Wenigstens versuchte er es.
Es ging nicht. Die Antwort auf alle seine Fragen lag noch immer zum Greifen nah vor ihm, aber als er die Hand danach ausstrecken wollte, entschlüpfte sie ihm wie ein glitschiger Fisch. Wo alle Antworten auf alle Fragen gewesen waren, war jetzt nur noch Leere.
Noch einmal verspürte Andrej ein plötzliches Aufflammen womöglich noch heißeren Jähzorns – der diesmal aber ihm selbst und der mangelnden Disziplin seiner Gedanken galt – und kämpfte ihn ebenso nieder wie gerade.
Es half nichts. Je angestrengter er versuchte, den Moment der Erkenntnis zurückzuzwingen, desto weniger erinnerte er sich.
Vielleicht hatte er sich ja auch alles nur eingebildet, und der Vater des Gedankens war schlicht und einfach der Wunsch gewesen. Zornig drehte er sich um und ging zu Abu Dun und dem jungen Lieutenant zurück.
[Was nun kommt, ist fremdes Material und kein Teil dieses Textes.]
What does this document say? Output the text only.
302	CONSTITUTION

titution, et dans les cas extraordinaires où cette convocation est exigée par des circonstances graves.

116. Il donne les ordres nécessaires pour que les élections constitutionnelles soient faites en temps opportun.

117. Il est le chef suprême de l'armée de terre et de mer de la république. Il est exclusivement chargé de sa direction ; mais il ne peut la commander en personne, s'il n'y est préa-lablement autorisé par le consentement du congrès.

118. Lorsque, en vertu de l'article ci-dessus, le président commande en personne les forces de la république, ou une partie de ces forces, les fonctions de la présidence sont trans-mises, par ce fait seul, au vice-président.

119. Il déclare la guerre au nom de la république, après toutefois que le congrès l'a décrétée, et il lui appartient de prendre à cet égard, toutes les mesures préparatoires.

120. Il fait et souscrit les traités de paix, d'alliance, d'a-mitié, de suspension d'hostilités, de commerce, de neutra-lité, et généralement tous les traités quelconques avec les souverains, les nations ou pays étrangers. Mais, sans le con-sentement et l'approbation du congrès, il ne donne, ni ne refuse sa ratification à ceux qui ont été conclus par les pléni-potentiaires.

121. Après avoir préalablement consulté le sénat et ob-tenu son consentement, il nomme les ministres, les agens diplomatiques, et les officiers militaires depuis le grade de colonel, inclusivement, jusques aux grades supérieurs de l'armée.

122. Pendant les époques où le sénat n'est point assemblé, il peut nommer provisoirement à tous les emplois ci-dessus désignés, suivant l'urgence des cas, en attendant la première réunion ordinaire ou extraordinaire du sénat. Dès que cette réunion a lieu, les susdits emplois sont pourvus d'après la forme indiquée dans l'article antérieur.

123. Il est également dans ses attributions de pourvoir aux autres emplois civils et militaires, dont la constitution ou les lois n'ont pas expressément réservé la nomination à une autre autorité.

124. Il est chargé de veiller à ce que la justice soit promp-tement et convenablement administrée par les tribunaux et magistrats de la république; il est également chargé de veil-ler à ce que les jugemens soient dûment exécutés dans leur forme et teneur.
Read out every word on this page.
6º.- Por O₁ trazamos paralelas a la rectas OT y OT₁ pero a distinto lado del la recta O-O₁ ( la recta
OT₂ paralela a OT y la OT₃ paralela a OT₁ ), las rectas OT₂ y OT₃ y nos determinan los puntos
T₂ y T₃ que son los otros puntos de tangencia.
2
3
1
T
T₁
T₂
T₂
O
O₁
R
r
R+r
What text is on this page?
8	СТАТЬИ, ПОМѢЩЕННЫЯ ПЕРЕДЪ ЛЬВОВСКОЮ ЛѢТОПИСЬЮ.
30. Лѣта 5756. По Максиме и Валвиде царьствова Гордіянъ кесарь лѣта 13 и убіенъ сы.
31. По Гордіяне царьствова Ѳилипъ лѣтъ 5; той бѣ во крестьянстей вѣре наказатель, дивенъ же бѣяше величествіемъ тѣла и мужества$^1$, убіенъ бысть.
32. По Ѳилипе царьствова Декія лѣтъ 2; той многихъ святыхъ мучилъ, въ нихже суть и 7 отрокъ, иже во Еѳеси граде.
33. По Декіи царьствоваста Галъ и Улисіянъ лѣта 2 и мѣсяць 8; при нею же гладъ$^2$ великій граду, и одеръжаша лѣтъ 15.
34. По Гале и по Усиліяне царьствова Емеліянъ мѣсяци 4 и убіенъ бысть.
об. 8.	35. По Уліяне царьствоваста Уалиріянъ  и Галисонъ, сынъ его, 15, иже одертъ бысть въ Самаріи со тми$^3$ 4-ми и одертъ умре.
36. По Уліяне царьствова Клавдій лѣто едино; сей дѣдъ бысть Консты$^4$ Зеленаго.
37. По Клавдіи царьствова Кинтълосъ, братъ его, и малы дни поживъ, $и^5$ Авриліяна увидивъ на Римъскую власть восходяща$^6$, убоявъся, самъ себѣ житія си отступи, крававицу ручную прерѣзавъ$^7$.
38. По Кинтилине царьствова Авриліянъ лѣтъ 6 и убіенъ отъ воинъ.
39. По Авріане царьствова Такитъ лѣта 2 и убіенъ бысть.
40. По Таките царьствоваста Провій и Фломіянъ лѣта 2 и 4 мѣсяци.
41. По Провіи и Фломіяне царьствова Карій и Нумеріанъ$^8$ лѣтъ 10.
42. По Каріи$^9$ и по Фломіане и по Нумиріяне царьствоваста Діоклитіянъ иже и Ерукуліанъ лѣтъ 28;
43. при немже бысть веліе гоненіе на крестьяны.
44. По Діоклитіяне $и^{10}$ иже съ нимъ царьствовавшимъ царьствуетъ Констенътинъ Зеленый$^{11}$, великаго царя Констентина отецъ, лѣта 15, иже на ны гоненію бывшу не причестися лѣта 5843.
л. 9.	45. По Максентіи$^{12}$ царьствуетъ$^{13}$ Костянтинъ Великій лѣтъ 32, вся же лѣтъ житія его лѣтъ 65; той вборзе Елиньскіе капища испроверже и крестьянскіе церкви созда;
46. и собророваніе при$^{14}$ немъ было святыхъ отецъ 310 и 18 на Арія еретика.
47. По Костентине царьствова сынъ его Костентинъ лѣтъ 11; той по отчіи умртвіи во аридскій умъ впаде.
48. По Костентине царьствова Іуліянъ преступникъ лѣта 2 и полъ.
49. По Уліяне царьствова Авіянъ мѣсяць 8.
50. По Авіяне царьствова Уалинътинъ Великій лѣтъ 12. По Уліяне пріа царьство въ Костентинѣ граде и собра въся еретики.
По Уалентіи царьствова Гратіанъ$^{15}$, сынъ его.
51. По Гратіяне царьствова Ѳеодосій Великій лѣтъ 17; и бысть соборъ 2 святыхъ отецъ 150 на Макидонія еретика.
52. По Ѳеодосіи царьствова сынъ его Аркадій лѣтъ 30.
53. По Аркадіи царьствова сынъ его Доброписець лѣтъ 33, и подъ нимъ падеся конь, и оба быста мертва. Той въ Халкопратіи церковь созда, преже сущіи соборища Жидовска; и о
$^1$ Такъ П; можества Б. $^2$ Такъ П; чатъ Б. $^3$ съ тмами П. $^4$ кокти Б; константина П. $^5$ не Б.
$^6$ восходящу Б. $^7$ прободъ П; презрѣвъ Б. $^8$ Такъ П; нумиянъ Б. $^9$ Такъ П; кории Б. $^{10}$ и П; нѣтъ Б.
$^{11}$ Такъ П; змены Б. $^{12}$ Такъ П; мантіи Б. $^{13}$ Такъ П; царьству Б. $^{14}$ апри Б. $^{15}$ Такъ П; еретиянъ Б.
In Abu Duns Augen lag unübersehbar eine Frage (die Andrej geflissentlich ignorierte), und Bresto tat immer noch alles in seiner Macht Stehende, um sich mithilfe seiner vermeintlichen Englischkenntnisse zum Narren zu machen; Abu Duns Gesichtsausdruck nach zu urteilen durchaus mit Erfolg.
»Ah, Señor … Mister Delãny«, sprudelte er los, kaum dass Andrej sich in Reichweite seines semantischen Angriffs befand. »Es wird allmählich Zeit. Colonel Rodriguez … ich meine: Captain Rogers hat mir aufgetragen, Euch und Eurem Freund ein angemessenes Quartier zuzuweisen, und da ich noch andere Pflichten an Bord habe, wäre es mir recht …«
»Tut uns und dem Rest dieses Schiffes einen Gefallen und redet in Eurer Muttersprache, Lieutenant«, unterbrach ihn Abu Dun. »Wenigstens so lange, bis Ihr des Englischen halbwegs mächtig seid.«
»Es ist eine barbarische Sprache!«, protestierte Bresto – nicht nur zu Andrejs Erleichterung auf Spanisch. »Ja, und wenn man sie so spricht wie du, vermutlich sogar der Grund für den Krieg«, seufzte Abu Dun – vorsichtshalber allerdings wieder auf Altpersisch. Bresto sah ihn dennoch so vorwurfsvoll an, als hätte er die Worte verstanden, und begann dann, unbehaglich von einem Fuß auf den anderen zu treten. »Wie dem auch sei«, fuhr er mit einem Räuspern (und auf Spanisch) fort, »Colonel Ro… CaptainRogers hat mir aufgetragen, Euch und Eurem Freund die Kapitänskajüte zuzuweisen. Nach allem, was Ihr für uns getan habt, ist das das Mindeste.« »Für uns?«
Bresto sah ganz so aus, als würde er vor Verlegenheit am liebsten in den Decksplanken versinken. Für einen Moment wusste er nicht, wohin mit seinem Blick. »Für … die britische Krone, meine ich natürlich«, stammelte er schließlich.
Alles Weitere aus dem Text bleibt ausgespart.